Et Draco et Maël s'envolèrent chacun d'un côté :

- Dis donc, papa, tu ne connais pas d'autre moyen de m'arrêter, car dès que tu arrives je me retrouve dans les airs demanda calmement Maël comme si ils étaient dans un salon de thé

- Severus. Repose-moi immédiatement dit d'un ton trainant Draco, trouvant apparemment que cette situation n'inculpé pas à son rang.

- Tu l'entends papa ? Immédiatement !

- Puis-je savoir le motif de ce désagrément ?

- Que de jolis mots, je vois que tu t'es calmé depuis tout à l'heure !

- Maël …

- Ton fils m'a insulté. Dit Draco

- Ton filleul m'a insulté. Contredit Maël

- Et je l'ai frappé. Poursuivit Draco

- Et j'ai répliqué. Enchaina Maël

- Et le combat a débuté. Reprit Draco

- Et j'ai gagné. Finit Maël

- Non !

- Pourtant il me semble que tu saignes et pas moi.

- J'aurais retourné la situation !

- Jeune gens, cela suffit. 20 points en moins pour Serpentard, et la prochaine se sera une colle.

- Pourquoi n'y a-t-il aucuns adultes ? C'est inconvenable !

- Comment voudriez-vous que nous le savions ?

- Maël. Qu'as-tu fait ? Interrompis Severus.

- Pourquoi m'accuses-tu ? Je ne suis qu'un enfant de 11ans !

- Et il espère que l'on va le croire.

A ce moment, Dumbledore entra dans la salle suivit du reste des professeurs …

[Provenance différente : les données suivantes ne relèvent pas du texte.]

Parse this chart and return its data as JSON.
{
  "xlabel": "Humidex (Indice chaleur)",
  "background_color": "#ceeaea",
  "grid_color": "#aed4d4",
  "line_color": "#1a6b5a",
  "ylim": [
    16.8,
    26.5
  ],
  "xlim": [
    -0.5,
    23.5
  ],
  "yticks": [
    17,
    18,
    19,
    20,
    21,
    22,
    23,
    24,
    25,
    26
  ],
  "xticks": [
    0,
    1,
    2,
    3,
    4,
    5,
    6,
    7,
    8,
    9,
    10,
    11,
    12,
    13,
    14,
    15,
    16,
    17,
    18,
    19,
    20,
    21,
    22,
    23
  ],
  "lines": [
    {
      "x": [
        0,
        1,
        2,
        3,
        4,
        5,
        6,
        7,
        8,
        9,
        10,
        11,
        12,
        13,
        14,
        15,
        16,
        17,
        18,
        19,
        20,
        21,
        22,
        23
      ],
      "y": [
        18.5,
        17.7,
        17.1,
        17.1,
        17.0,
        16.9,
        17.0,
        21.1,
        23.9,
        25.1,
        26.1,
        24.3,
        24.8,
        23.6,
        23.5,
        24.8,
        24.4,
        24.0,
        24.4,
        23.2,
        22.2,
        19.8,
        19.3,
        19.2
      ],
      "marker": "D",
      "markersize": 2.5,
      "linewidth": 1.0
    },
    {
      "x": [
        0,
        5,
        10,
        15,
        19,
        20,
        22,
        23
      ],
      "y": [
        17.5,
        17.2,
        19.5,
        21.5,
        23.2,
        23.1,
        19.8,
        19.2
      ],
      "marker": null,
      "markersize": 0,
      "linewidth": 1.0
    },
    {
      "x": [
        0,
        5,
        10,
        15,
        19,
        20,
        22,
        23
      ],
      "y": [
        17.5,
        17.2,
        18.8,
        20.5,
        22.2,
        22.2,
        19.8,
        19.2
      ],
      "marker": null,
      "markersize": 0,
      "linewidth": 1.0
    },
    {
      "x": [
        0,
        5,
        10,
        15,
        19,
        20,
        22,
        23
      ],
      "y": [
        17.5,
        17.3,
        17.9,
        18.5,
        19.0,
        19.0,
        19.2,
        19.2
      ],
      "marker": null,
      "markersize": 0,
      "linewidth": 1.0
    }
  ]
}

- Non, ce n'est pas lui ! intervint l'illustre directeur

- Vous voyez !

- Alors, que se passe-t-il ?

- Une urgence.

- Que se passe-t-il ?

- Rien qui ne regarde la grande salle entière …

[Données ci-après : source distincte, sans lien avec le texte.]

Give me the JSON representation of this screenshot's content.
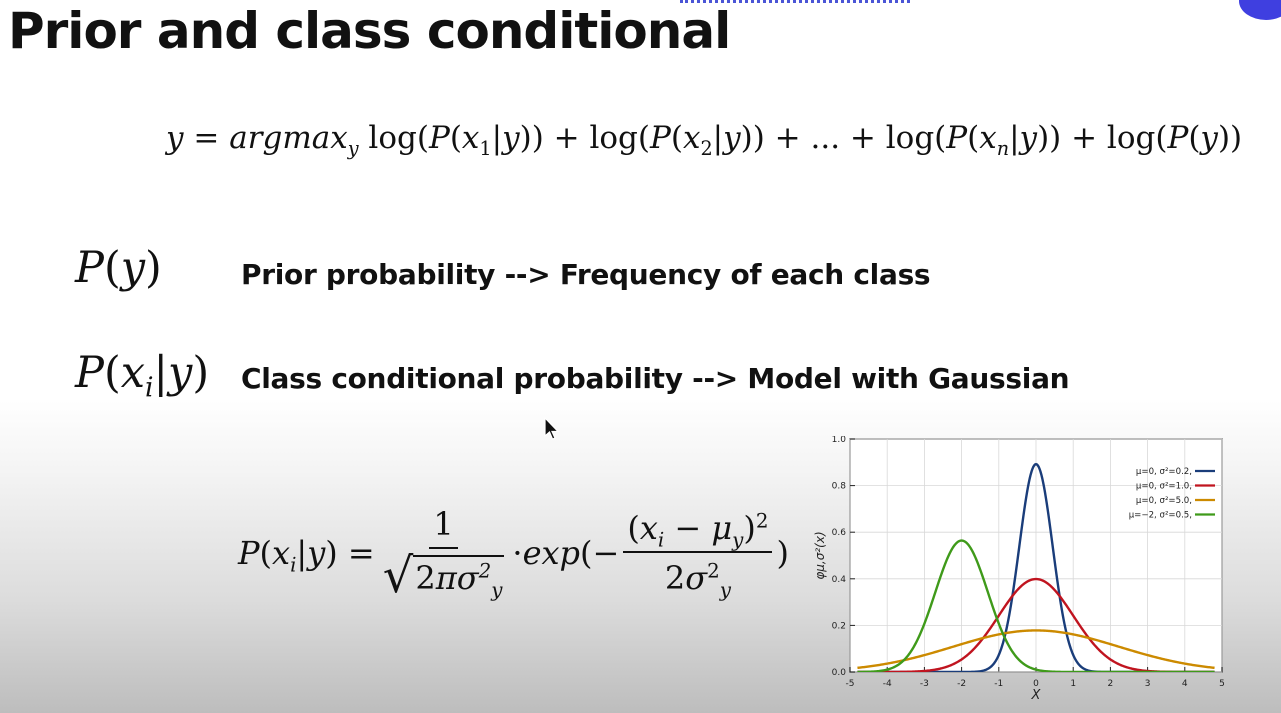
{
  "slide": {
    "title": "Prior and class conditional",
    "main_equation": "y = argmax_y log(P(x_1|y)) + log(P(x_2|y)) + ... + log(P(x_n|y)) + log(P(y))",
    "rows": [
      {
        "symbol": "P(y)",
        "description": "Prior probability --> Frequency of each class"
      },
      {
        "symbol": "P(x_i|y)",
        "description": "Class conditional probability --> Model with Gaussian"
      }
    ],
    "gaussian_formula": "P(x_i|y) = 1 / sqrt(2 pi sigma_y^2) · exp(-(x_i - mu_y)^2 / (2 sigma_y^2))"
  },
  "colors": {
    "title_text": "#111111",
    "accent": "#3f3fe0",
    "series_blue": "#1a3d7a",
    "series_red": "#c0141f",
    "series_orange": "#cc8a00",
    "series_green": "#3f9a1a"
  },
  "chart_data": {
    "type": "line",
    "title": "",
    "xlabel": "X",
    "ylabel": "φμ,σ²(x)",
    "xlim": [
      -5,
      5
    ],
    "ylim": [
      0.0,
      1.0
    ],
    "xticks": [
      "-5",
      "-4",
      "-3",
      "-2",
      "-1",
      "0",
      "1",
      "2",
      "3",
      "4",
      "5"
    ],
    "yticks": [
      "0.0",
      "0.2",
      "0.4",
      "0.6",
      "0.8",
      "1.0"
    ],
    "grid": true,
    "legend_position": "top-right",
    "series": [
      {
        "name": "μ=0,   σ²=0.2,",
        "mu": 0,
        "variance": 0.2,
        "color": "#1a3d7a"
      },
      {
        "name": "μ=0,   σ²=1.0,",
        "mu": 0,
        "variance": 1.0,
        "color": "#c0141f"
      },
      {
        "name": "μ=0,   σ²=5.0,",
        "mu": 0,
        "variance": 5.0,
        "color": "#cc8a00"
      },
      {
        "name": "μ=−2, σ²=0.5,",
        "mu": -2,
        "variance": 0.5,
        "color": "#3f9a1a"
      }
    ]
  }
}
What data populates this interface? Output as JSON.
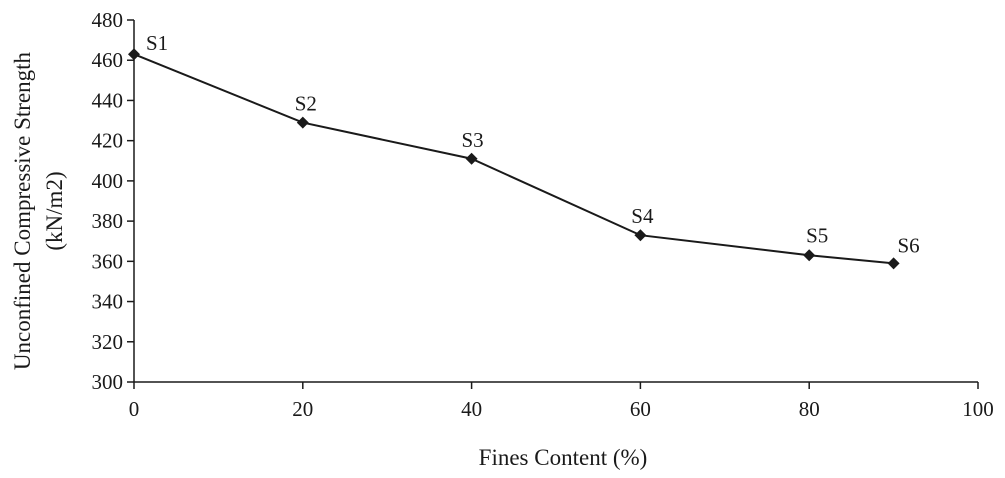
{
  "chart_data": {
    "type": "line",
    "xlabel": "Fines Content (%)",
    "ylabel_lines": [
      "Unconfined Compressive Strength",
      "(kN/m2)"
    ],
    "xlim": [
      0,
      100
    ],
    "ylim": [
      300,
      480
    ],
    "x_ticks": [
      0,
      20,
      40,
      60,
      80,
      100
    ],
    "y_ticks": [
      300,
      320,
      340,
      360,
      380,
      400,
      420,
      440,
      460,
      480
    ],
    "grid": false,
    "legend": "none",
    "colors": {
      "line": "#1a1a1a",
      "marker": "#1a1a1a",
      "axis": "#1a1a1a"
    },
    "marker": "diamond",
    "series": [
      {
        "points": [
          {
            "x": 0,
            "y": 463,
            "label": "S1"
          },
          {
            "x": 20,
            "y": 429,
            "label": "S2"
          },
          {
            "x": 40,
            "y": 411,
            "label": "S3"
          },
          {
            "x": 60,
            "y": 373,
            "label": "S4"
          },
          {
            "x": 80,
            "y": 363,
            "label": "S5"
          },
          {
            "x": 90,
            "y": 359,
            "label": "S6"
          }
        ]
      }
    ]
  }
}
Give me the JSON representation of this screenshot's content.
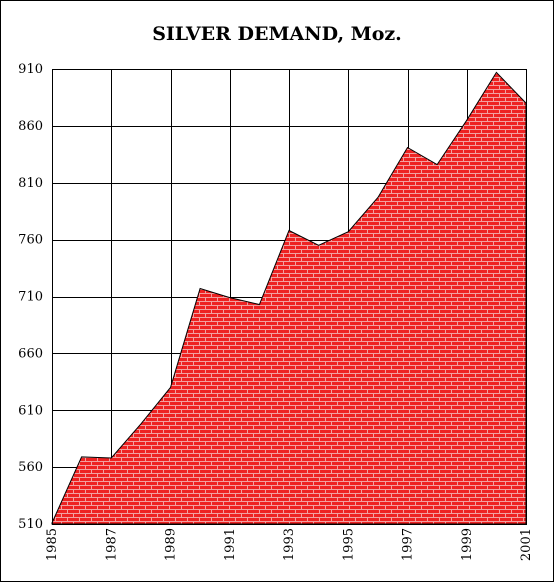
{
  "chart_data": {
    "type": "area",
    "title": "SILVER DEMAND, Moz.",
    "xlabel": "",
    "ylabel": "",
    "x": [
      1985,
      1986,
      1987,
      1988,
      1989,
      1990,
      1991,
      1992,
      1993,
      1994,
      1995,
      1996,
      1997,
      1998,
      1999,
      2000,
      2001
    ],
    "series": [
      {
        "values": [
          511,
          569,
          568,
          598,
          630,
          717,
          709,
          703,
          768,
          755,
          767,
          797,
          841,
          826,
          865,
          907,
          880
        ]
      }
    ],
    "xlim": [
      1985,
      2001
    ],
    "ylim": [
      510,
      910
    ],
    "y_ticks": [
      510,
      560,
      610,
      660,
      710,
      760,
      810,
      860,
      910
    ],
    "x_ticks": [
      1985,
      1987,
      1989,
      1991,
      1993,
      1995,
      1997,
      1999,
      2001
    ],
    "grid": true,
    "legend": "none",
    "fill_color": "#ee2222",
    "pattern_line_color": "#f2a0a0",
    "outline_color": "#000000"
  }
}
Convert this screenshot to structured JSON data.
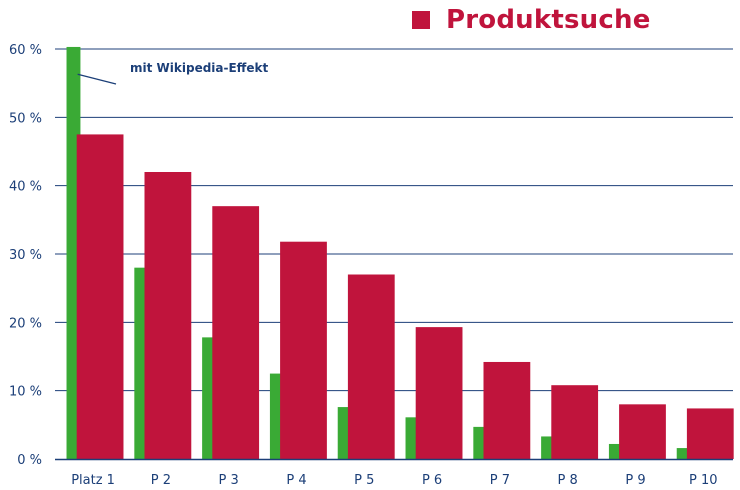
{
  "chart_data": {
    "type": "bar",
    "categories": [
      "Platz 1",
      "P 2",
      "P 3",
      "P 4",
      "P 5",
      "P 6",
      "P 7",
      "P 8",
      "P 9",
      "P 10"
    ],
    "series": [
      {
        "values": [
          60.3,
          28.0,
          17.8,
          12.5,
          7.6,
          6.1,
          4.7,
          3.3,
          2.2,
          1.6
        ],
        "color": "#3aaa35"
      },
      {
        "name": "Produktsuche",
        "values": [
          47.5,
          42.0,
          37.0,
          31.8,
          27.0,
          19.3,
          14.2,
          10.8,
          8.0,
          7.4
        ],
        "color": "#c0143c"
      }
    ],
    "ylim": [
      0,
      60
    ],
    "yticks": [
      0,
      10,
      20,
      30,
      40,
      50,
      60
    ],
    "ytick_labels": [
      "0 %",
      "10 %",
      "20 %",
      "30 %",
      "40 %",
      "50 %",
      "60 %"
    ],
    "grid": true,
    "legend": "top-right",
    "annotation": {
      "text": "mit Wikipedia-Effekt",
      "series_index": 0,
      "category_index": 0
    }
  },
  "colors": {
    "grid": "#1c3f78",
    "text": "#1c3f78",
    "legend_text": "#c0143c"
  }
}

- Les enfants, retournez vous asseoir !

Les dis enfants obéirent. Et le repas se termina calmement à la fin de celui-ci, tous les enfants partirent suivre le prochain cours …

Maël envisageait déjà de sécher le cours mais Analissa le traina de force devant la porte de la salle où allait se déroulait le cours de métamorphose.

Le professeur McGonagall fit entrer ses élèves et les salua :

- Asseyez-vous. Aujourd'hui, nous allons essayer de changer une chaise en une table. Les transformations d'êtres vivants ne débuteront quand Janvier, vous n'avez pas encore le niveau.

- Je crains d'avoir le niveau. La coupa Maël

- C'est donc vous la petite terreur ?

- Petite terreur, moi ?

- Oui, vous trouvez le surnom trop fort pour vous.

- Non, trop faible…. Beaucoup trop faible, et je suis modeste.

- Les enfants dans votre genre, je les remets dans le droit chemin.

- Je crois qu'il est beaucoup trop tard pour moi.

- A 11 ans ? Qu'avez-vous donc bien pu faire de si grave ? Vous séchez, volez, mentez, répondez … Ce n'est guère un profil très flatteur que vous avez là, mais tout peut s'arranger et être oublier.

- Non.

- Qu'avez donc fait de plus, jeune homme ? S'énerva Minerva qui commençait à trouver le jeune homme très énervant.